なお、当該給与改定に係る一般財源所要額については、地方財政計画上の追加財政需要額(4,200億円)の一部及び上記(イ)a(a)の地方交付税の増額交付の中で対応することとした。
イ.令和6年度一般会計予備費の使用とそれに伴う地方財政措置(令和7年2月28日)
(ア)予備費の使用
令和6年度一般会計予備費について、令和7年2月28日に1,068億円の使用が閣議決定された。
(イ)予備費の使用に係る地方財政措置
この予備費使用においては、歳出の追加に伴う地方負担が生じることから、これに対しては以下のとおり財政措置を講じることとした。
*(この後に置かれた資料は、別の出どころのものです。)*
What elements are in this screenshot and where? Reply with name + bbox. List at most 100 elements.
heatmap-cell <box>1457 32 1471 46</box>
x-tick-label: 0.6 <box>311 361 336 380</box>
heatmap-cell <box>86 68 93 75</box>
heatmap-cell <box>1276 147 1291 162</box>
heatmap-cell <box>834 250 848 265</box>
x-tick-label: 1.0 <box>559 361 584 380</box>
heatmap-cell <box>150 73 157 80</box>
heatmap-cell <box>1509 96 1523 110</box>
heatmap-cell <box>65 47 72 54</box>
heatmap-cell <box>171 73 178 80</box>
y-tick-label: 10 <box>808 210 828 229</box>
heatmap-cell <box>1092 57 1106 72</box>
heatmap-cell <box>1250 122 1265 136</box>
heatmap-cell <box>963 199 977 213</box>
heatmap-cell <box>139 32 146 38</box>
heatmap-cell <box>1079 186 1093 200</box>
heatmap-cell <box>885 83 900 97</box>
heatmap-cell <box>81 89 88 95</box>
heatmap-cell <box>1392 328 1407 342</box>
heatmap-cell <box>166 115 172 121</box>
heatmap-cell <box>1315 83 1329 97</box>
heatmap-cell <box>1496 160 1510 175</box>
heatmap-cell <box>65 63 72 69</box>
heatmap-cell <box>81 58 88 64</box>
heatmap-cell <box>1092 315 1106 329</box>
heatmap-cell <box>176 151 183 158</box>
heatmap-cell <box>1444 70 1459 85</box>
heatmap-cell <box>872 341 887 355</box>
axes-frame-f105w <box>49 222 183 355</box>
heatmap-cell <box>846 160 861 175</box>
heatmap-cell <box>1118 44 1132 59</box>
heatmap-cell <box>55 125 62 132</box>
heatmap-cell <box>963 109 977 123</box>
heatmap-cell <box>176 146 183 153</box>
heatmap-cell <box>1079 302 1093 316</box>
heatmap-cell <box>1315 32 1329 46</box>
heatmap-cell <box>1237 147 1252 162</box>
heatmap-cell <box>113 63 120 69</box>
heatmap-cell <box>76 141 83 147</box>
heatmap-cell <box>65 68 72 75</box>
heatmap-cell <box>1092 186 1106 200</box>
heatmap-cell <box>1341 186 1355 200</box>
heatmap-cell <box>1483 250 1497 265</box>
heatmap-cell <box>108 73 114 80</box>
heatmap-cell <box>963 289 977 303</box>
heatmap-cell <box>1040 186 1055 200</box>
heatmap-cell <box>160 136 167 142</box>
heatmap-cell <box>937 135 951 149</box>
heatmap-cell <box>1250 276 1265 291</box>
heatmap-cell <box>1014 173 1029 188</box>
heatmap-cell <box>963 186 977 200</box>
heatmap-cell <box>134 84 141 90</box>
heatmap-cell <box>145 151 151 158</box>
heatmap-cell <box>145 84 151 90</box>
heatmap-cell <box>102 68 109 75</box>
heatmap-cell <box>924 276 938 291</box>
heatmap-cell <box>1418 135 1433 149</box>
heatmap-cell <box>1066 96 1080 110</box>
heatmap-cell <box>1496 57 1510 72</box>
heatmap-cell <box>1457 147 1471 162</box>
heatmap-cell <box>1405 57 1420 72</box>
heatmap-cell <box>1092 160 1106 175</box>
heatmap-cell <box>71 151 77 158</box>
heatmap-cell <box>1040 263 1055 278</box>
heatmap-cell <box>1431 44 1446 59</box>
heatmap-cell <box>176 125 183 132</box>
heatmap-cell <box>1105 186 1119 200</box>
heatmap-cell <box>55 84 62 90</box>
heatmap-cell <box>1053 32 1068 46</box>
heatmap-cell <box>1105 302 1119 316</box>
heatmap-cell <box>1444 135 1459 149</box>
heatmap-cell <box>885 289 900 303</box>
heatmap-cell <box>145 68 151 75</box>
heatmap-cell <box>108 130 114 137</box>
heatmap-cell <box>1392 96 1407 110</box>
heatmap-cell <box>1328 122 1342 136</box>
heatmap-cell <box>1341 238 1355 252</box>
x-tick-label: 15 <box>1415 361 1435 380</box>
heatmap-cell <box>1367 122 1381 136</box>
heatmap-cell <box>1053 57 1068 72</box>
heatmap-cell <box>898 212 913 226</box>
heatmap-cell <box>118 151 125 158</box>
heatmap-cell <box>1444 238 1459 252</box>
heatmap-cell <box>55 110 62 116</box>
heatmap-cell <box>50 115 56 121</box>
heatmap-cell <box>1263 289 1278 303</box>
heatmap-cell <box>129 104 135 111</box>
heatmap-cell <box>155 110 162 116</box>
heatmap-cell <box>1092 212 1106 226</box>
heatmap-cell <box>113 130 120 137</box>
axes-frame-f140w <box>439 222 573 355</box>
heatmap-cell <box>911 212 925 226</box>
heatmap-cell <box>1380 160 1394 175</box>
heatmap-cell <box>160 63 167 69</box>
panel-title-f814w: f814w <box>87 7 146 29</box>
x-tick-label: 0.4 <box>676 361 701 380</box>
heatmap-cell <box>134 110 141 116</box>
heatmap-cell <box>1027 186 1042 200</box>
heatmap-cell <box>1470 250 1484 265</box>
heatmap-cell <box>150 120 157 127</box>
この予備費の使用により令和6年度に追加されることとなる投資的経費に係る地方負担額については、原則として、その100%まで地方債充当できることとし、後年度においてその元利償還金について以下のとおり地方交付税により措置する。
a 補助災害復旧事業債
補助災害復旧事業債の後年度における元利償還金(公営住宅の災害復旧に係るものを除く。)については、その95%を公債費方式により基準財政需要額に算入する。
b 災害対策債
災害対策債の発行要件を満たす地方公共団体においては、災害廃棄物処理事業に係る災害対策債の後年度における元利償還金について、その95%を公債費方式により基準財政需要額に算入する。
c 補正予算債
補正予算債を充当できることとし、後年度における元利償還金の80%を公債費方式により基準財政需要額に算入する。
(ウ)地方公営企業施設の災害復旧事業等に係る財政措置
令和6年能登半島地震により被害を受けた地方公営企業が実施する施設の復旧に要する経費の一部については、「令和6年能登半島地震に係る地方公営企業施設の災害復旧事業等に対する繰出金について(通知)」(令和6年3月21日付け総財公第21号総務副大臣通知)及び「令和6年能登半島地震に係る地方公営企業施設の災害復旧事業等に対する地方財政措置等について」(令和6年3月1日付け公営企業課事務連絡)によりお知らせしたとおり、地方公営企業災害復旧事業債を充当できることとしているほか、一般会計からの繰出基準の特例を設けることとし、当該繰出金について補助災害復旧事業債及び一般単独災害復旧事業債を充当できることとしている。また、令和6年9月20日からの大雨により被害を受けた下水道事業が実施する施設の復旧に要する経費については、令和6年能登半島地震により被害を受けた下水道事業が実施する施設の復旧に要する経費と一体的に取り扱うこととしている。